The close and intense intelligence cooperation between Israel and Britain in the war against Islamist terrorism only exacerbated and justified British anger at Israel for using British passports as if they were its own. By doing this, Israel also threatened to incriminate Britain as a silent partner in its activities.
A British agent using an Israeli passport to track down an IRA cell would not meet with much Israeli sympathy. The massive use of borrowed identities of citizens of a foreign country is no different, in principle, than a plane entering that country's air space without permission.
Miliband's announcement in parliament offered a glimpse into British decision-making and exposed the serious shortcomings in the way things are done in Israel. The three ministers are responsible for the security and defense services. The Secret Intelligence Service, SIS, also known as MI6, is answerable to the foreign secretary and must coordinate with him or with his top deputies operations that may affect foreign affairs.
The Security Service, the MI5, answers to the home secretary, as do the police. The prime minister has overall responsibility, and his office also helps coordinate intelligence.
In the British way of doing things, were a mishap to happen in an MI6 operation (the parallel to the Mossad), the expectation would be that the foreign secretary would resign. A similar step by the home secretary would be expected if there were a problem at MI5, the parallel to the Shin Bet, or at the police.

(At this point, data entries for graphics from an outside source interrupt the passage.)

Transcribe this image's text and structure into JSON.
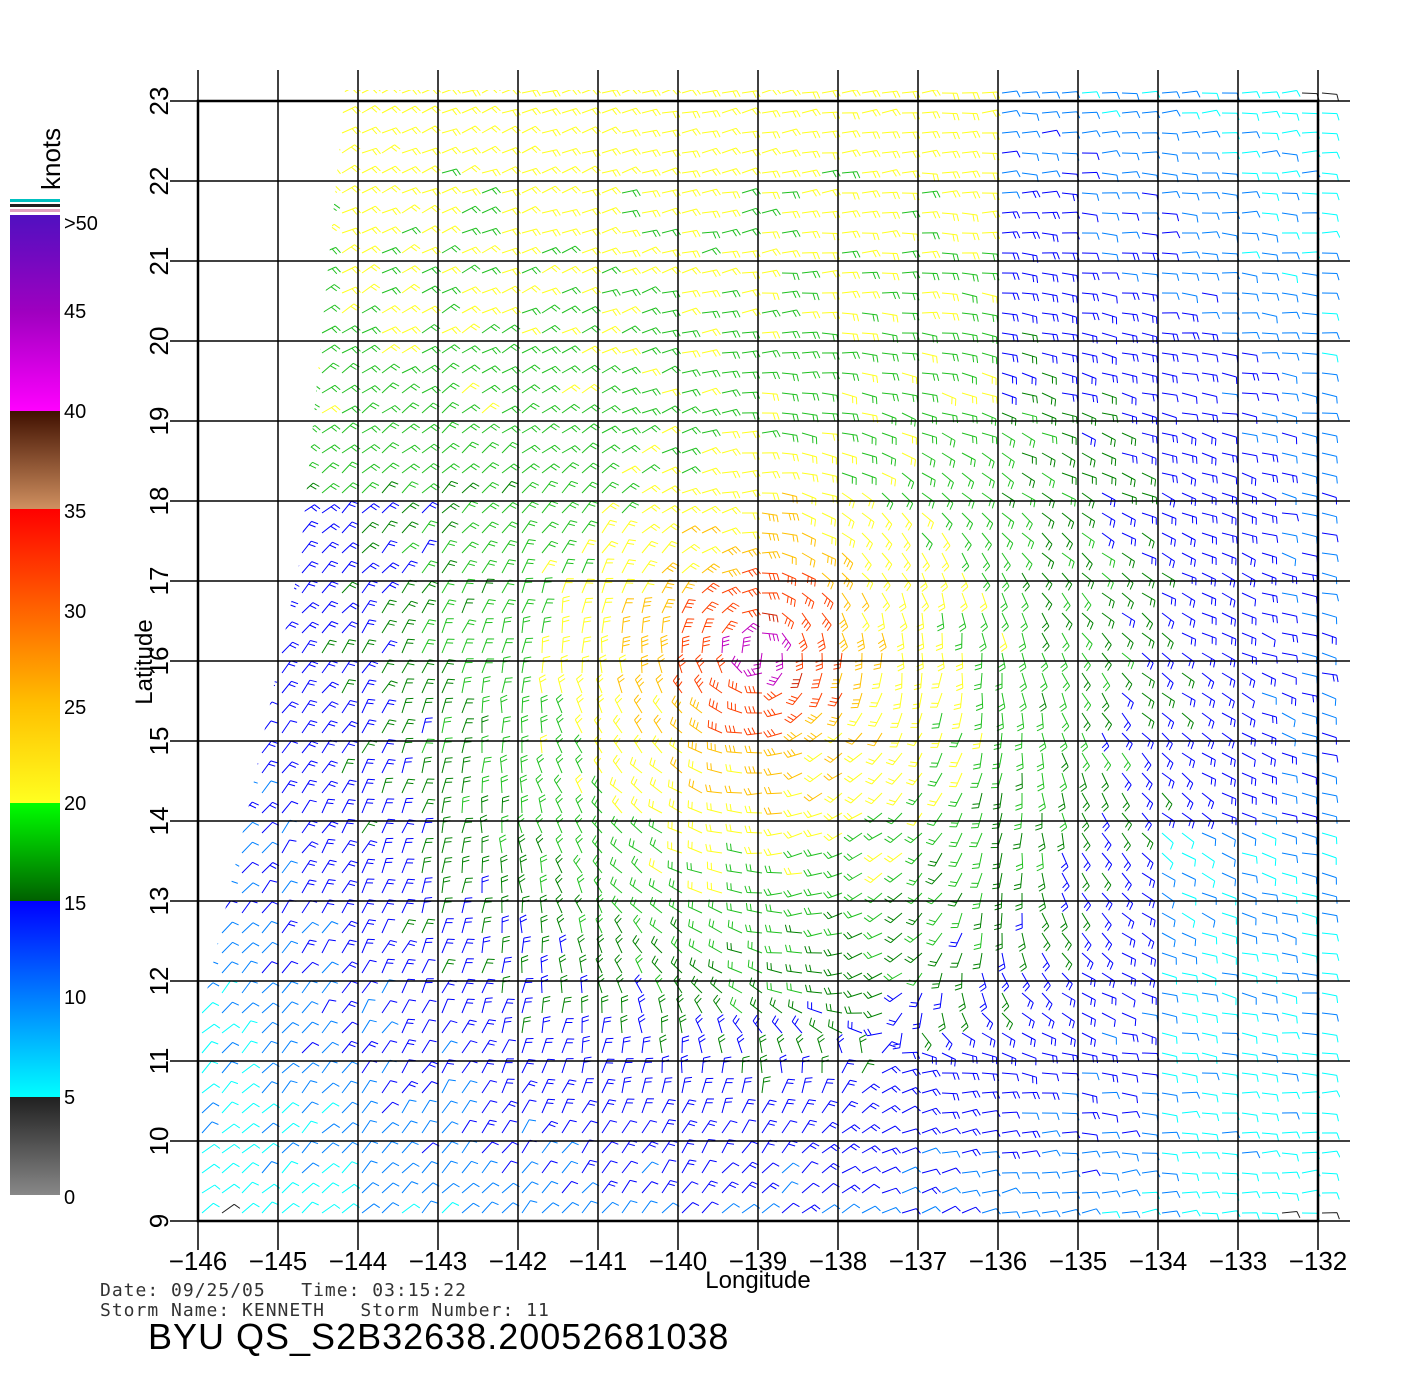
{
  "plot": {
    "x_axis_label": "Longitude",
    "y_axis_label": "Latitude",
    "lon_ticks": [
      "−146",
      "−145",
      "−144",
      "−143",
      "−142",
      "−141",
      "−140",
      "−139",
      "−138",
      "−137",
      "−136",
      "−135",
      "−134",
      "−133",
      "−132"
    ],
    "lat_ticks": [
      "9",
      "10",
      "11",
      "12",
      "13",
      "14",
      "15",
      "16",
      "17",
      "18",
      "19",
      "20",
      "21",
      "22",
      "23"
    ],
    "lon_range": [
      -146,
      -132
    ],
    "lat_range": [
      9,
      23
    ]
  },
  "legend": {
    "unit": "knots",
    "labels": [
      ">50",
      "45",
      "40",
      "35",
      "30",
      "25",
      "20",
      "15",
      "10",
      "5",
      "0"
    ],
    "colors": {
      "c0": "#808080",
      "c5": "#202020",
      "c5b": "#00ffff",
      "c10": "#0080ff",
      "c15": "#0000ff",
      "c15b": "#008000",
      "c20": "#00ff00",
      "c20b": "#ffff20",
      "c25": "#ffc000",
      "c30": "#ff4000",
      "c35": "#ff0000",
      "c35b": "#c08060",
      "c40": "#401000",
      "c40b": "#ff00ff",
      "c50": "#6010c0"
    }
  },
  "storm": {
    "center_lon": -139.0,
    "center_lat": 16.1
  },
  "info": {
    "date_line": "Date: 09/25/05   Time: 03:15:22",
    "storm_line": "Storm Name: KENNETH   Storm Number: 11",
    "product": "BYU QS_S2B32638.20052681038"
  }
}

In the political culture of the United States, for example, the expectation is for a senior official to resign. President John F. Kennedy highlighted the difference between London and Washington when he asked the head of the CIA, Allen Dulles, to resign after the agency's failure at the Bay of Pigs in 1961. Dulles was then in his eighth year on the job, just as Mossad head Meir Dagan is now.

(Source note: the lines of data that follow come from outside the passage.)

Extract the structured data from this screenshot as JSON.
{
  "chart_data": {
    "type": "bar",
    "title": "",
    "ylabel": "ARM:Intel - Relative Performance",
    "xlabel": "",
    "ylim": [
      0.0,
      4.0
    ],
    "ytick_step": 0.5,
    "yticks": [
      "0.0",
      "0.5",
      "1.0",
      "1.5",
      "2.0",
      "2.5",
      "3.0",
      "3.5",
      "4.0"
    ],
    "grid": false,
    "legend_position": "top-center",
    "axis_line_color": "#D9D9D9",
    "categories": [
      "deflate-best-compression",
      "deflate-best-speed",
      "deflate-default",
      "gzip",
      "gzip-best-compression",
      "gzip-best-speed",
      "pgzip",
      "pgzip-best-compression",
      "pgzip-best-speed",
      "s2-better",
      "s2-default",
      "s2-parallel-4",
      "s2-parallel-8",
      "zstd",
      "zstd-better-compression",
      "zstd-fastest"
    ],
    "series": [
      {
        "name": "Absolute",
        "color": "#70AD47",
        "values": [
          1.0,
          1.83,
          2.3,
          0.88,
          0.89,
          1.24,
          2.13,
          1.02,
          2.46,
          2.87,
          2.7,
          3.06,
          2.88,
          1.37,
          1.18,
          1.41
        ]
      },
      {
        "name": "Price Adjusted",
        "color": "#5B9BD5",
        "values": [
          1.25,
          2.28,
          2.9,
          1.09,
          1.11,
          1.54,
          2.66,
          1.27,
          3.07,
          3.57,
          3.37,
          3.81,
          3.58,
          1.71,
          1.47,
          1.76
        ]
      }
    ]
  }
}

Only in Israel is no one responsible, whether at the political or operational levels. The government is hesitant to push Dagan to resign; it doesn't want this to seem like an admission of the Mossad's involvement in Mabhouh's assassination. The minister charged with intelligence affairs, Dan Meridor, is not held in high regard. The artificial opposition, from the former Mossad employee Tzipi Livni to the head of the Knesset Foreign Affairs and Defense Committee, Tzachi Hanegbi, salutes and remains silent.
But there is no need to go into the troubling details: Overall responsibility lies with Netanyahu. He's the one who did not check things fully, did not weigh the risks and rewards, and eroded Israel's diplomatic standing around the world.
The Mossad mission in London, which works openly vis-a-vis its hosts in matters of foreign relations, has good results to show for its activities. The blow to the mission now, if indeed the person who heads the mission was expelled, will pass. But the Mossad and border control at Ben-Gurion International Airport are now infamous, and it will be hard to shake the stigma. The sole consolation to retired Mossad agents is that this did not occur on the watch of Dagan's predecessor, Ephraim Halevy, a London native.
Israel's ambassador to Britain, Ron Prosor, who was director general of the Foreign Ministry when Dagan was careful to update then foreign minister Silvan Shalom, knows a thing or two about the links between Mossad operations and the work of the Foreign Ministry. But even a person like Prosor, an artillery battalion commander in the reserves and a loyal figure in the security establishment, did not manage to break down the walls of the committee of service heads and restore the Foreign Ministry director general to his seat on that committee.
The person supremely responsible is the direct boss of the heads of the services - the prime minister. He must bear the responsibility. But have no fear: Netanyahu never took responsibility and does not intend to do so now.